Il Decreto sull’alternanza
scuola lavoro Nessuna visione astratta o apocalittica ci guida nel delineare questo quadro come conseguente alle scelte contenute nel Decreto sul diritto-dovere, semplicemente abbiamo ben presente e abbiamo studiato ciò che sta accadendo in altre situazioni dove il neoliberalismo ha governato le scelte di ristrutturazione dei sistemi educativi.
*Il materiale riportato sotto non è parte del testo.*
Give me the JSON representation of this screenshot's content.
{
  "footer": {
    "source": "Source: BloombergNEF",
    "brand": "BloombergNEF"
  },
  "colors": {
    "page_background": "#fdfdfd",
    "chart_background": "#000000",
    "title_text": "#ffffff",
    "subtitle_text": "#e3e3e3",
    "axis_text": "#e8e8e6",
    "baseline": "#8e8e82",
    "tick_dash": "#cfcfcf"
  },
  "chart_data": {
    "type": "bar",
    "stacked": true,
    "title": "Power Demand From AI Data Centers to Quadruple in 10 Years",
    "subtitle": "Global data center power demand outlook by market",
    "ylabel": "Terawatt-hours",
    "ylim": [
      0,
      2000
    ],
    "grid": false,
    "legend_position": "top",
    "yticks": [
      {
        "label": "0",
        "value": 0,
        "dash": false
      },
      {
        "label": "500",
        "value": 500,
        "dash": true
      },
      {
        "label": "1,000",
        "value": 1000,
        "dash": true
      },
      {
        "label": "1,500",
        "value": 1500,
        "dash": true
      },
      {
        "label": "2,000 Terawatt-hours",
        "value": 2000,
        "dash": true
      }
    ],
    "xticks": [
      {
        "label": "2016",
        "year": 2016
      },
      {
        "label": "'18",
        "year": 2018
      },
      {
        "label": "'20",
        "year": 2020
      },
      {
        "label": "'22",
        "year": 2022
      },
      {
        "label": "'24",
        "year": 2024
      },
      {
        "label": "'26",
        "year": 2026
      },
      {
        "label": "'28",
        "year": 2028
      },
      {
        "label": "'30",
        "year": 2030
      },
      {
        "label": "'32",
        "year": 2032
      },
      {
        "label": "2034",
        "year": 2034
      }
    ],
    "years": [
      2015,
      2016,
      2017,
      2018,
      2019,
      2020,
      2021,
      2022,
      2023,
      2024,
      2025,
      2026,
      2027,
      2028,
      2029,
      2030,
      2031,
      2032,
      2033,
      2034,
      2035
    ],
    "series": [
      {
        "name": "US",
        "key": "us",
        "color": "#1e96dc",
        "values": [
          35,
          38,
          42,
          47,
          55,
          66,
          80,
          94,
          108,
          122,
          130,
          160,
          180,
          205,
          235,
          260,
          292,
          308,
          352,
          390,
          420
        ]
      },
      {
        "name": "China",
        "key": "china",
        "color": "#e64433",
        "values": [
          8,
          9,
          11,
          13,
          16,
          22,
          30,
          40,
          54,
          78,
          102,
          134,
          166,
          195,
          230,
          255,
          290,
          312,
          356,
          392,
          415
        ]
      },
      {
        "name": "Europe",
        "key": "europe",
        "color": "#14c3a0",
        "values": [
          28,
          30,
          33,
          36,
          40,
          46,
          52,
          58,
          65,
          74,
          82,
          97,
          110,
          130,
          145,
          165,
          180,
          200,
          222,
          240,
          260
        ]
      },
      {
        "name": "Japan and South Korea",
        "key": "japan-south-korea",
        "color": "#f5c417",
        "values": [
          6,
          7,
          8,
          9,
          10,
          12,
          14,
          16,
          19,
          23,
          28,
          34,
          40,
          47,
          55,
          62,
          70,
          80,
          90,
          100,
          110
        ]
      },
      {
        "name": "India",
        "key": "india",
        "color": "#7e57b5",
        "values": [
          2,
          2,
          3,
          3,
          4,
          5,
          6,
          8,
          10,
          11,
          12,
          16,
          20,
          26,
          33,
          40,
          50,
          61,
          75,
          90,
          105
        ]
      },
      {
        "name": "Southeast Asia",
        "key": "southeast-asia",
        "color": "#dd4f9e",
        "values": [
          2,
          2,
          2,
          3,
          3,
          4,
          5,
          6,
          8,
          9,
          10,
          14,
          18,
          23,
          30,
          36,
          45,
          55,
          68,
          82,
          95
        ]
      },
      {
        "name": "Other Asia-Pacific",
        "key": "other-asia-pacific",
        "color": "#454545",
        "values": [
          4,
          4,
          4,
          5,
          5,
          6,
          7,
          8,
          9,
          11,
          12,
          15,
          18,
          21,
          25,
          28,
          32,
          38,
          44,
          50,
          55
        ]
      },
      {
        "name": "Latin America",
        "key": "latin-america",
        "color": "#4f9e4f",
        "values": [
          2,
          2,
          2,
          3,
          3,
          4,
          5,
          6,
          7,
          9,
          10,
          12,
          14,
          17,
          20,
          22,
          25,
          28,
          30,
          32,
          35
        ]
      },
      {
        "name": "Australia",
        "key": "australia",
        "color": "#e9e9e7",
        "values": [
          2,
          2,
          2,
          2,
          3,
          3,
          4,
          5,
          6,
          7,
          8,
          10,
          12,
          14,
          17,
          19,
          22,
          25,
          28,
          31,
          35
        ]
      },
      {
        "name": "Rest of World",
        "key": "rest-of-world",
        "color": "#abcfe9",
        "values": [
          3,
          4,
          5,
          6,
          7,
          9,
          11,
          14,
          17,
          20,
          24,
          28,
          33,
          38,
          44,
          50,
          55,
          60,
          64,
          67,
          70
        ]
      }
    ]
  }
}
Che una scuola minima sia funzionale ad un modello classista di una società più divisa e più separata lo testimonia anche una considerazione legata all’altro Decreto approvato nella stessa giornata.
Ci riferiamo al Decreto sull’alternanza scuola lavoro, termine che ha connotato alcune fra le più impegnative sperimentazioni della scuola secondaria e che ora viene utilizzato per coprire un’autentica nefandezza.
Infatti, tutto il Decreto (le cui modalità si aggiungono a quelle già esistenti: prosecuzione degli studi; formazione professionale; contratto di apprendistato) si regge sul fatto che per chi decidesse di avvalersi di questa opzione non viene definito un numero di ore minimo da passare in attività di istruzione. Il rapporto fra aula e lavoro verrà definito nelle convenzioni fra la singola scuola e la singola azienda.
Non c’è che dire in quanto ad assenza di ogni garanzia, di ogni regola.
Ritornando al diritto-dovere, deve destare forte preoccupazione il fatto che si sia voluto precisare che esso comincia con la prima elementare. Non sarà un’affermazione priva di conseguenze e i più deboli saranno i primi a pagare le conseguenze di questa torsione della nostra Costituzione. Penso in particolare agli alunni disabili, il cui inserimento nelle classi comuni, in una situazione di obbligo scolastico, non sempre è privo di ostacoli: che cosa potrà comportare rispetto al loro diritto all’istruzione dover fare i conti con il diritto-dovere?